Navagunjara: Stories they don’t tell you.

A very less known trope from the Mahabharata. Once, when Pandavas were in vanaprastha (in exile to forest). Arjuna encountered a strange composite being which is a combination of nine different animals. It is a part rooster, part lion, part snake, part peacock, part elephant, part bull, part deer, part horse and part human. It was a Navagunjara. Arjuna was mesmerised but felt equally frightened and unsettling to look at this complicated being. He raised his bow deciding to shoot at it. That is when he hears a voice, an Ashareeri (an anonymous voice) telling “What cannot exist in the human imagination, can exist in the imagination of the Universe. So lower you bow, submit to it”. As Arjuna is hearing, he sees the creature is picking up a lotus, holding in its hand and turning towards him, asking “Don’t you recognise me?”. Aruna suddenly realises that he knows this form. It is Krishna. Arjuna drops down his weapon, bows before the Navagunjara, realising it in the form of Mahavishnu.

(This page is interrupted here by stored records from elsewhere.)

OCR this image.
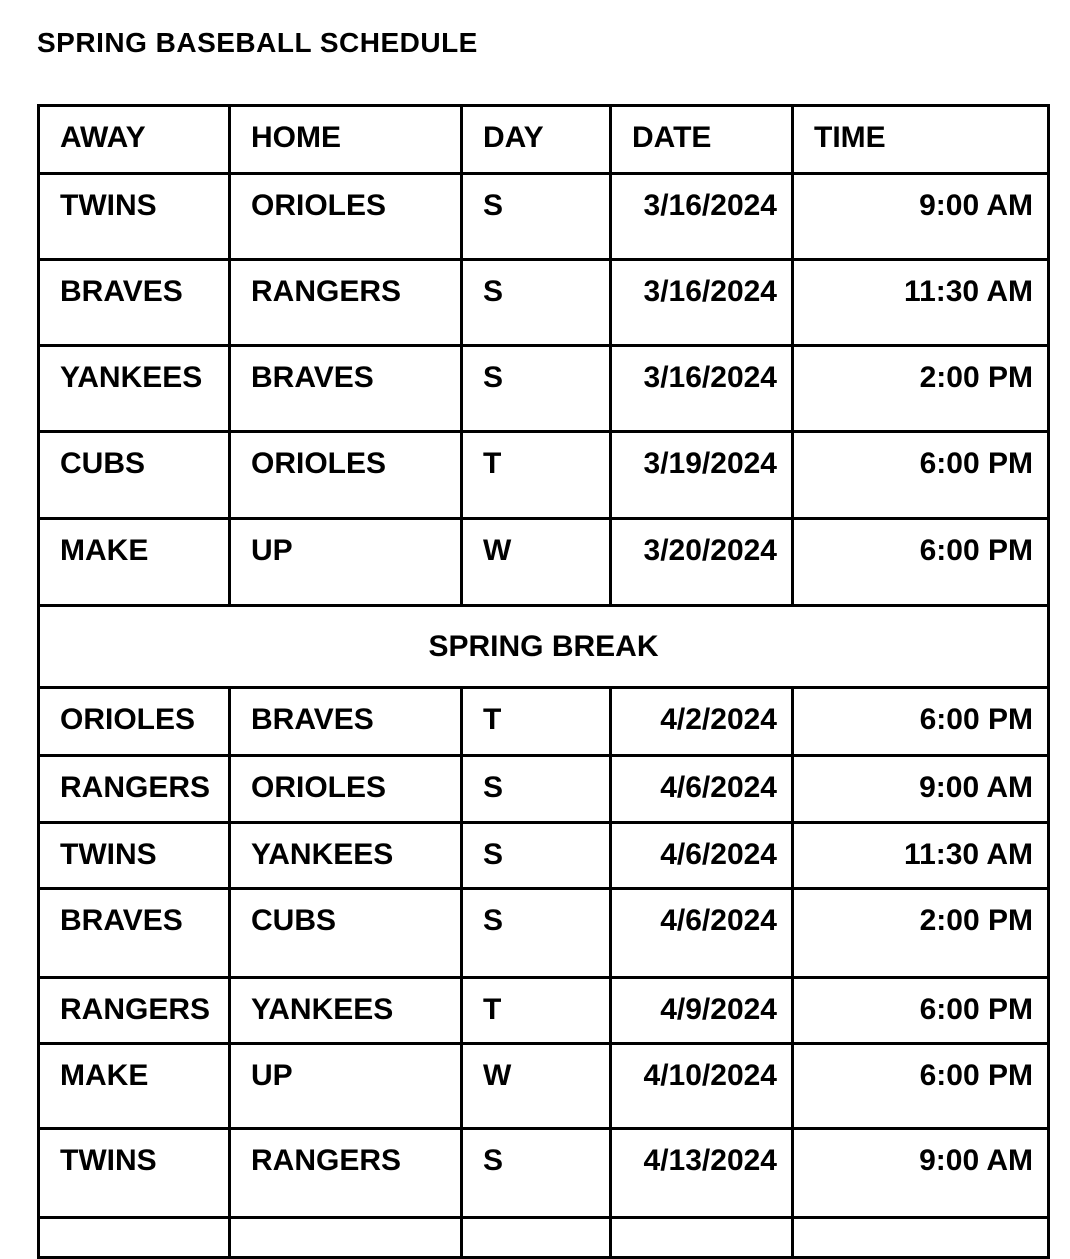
SPRING BASEBALL SCHEDULE
AWAY	HOME	DAY	DATE	TIME
TWINS	ORIOLES	S	3/16/2024	9:00 AM
BRAVES	RANGERS	S	3/16/2024	11:30 AM
YANKEES	BRAVES	S	3/16/2024	2:00 PM
CUBS	ORIOLES	T	3/19/2024	6:00 PM
MAKE	UP	W	3/20/2024	6:00 PM
SPRING BREAK				
ORIOLES	BRAVES	T	4/2/2024	6:00 PM
RANGERS	ORIOLES	S	4/6/2024	9:00 AM
TWINS	YANKEES	S	4/6/2024	11:30 AM
BRAVES	CUBS	S	4/6/2024	2:00 PM
RANGERS	YANKEES	T	4/9/2024	6:00 PM
MAKE	UP	W	4/10/2024	6:00 PM
TWINS	RANGERS	S	4/13/2024	9:00 AM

Arjuna bowing to Navagunjara

This story can be found in the Odia Mahabharata written by Saaraladas in the 15th century. It is also associated with Puri Jagannath temple and can be seen in its temple art. It is interesting how a form or being that is a composition of nine different species is considered to be divine but not a monster, which is very much in contrast with the greek narratives. There are creatures in greek stories, like the seven headed snake called Hydra or a composite of lion, goat and snake called Chimera. To quote from Iliad, they are considered to be of immoral make. They are clearly monsters and they are to be destroyed. Hence Bellerophon killing the Chimera and Hercules slaying the Hydra are the ideal greek hero figurines, the one who brings order and makes world less complicated or less different. Which is in despair to the idea that the anonymous voice telling to Arjuna about the mind which has the ability handle differences, hence not to harm the creature, but to submit to it. Because it is also divine as you. Two very different worldviews.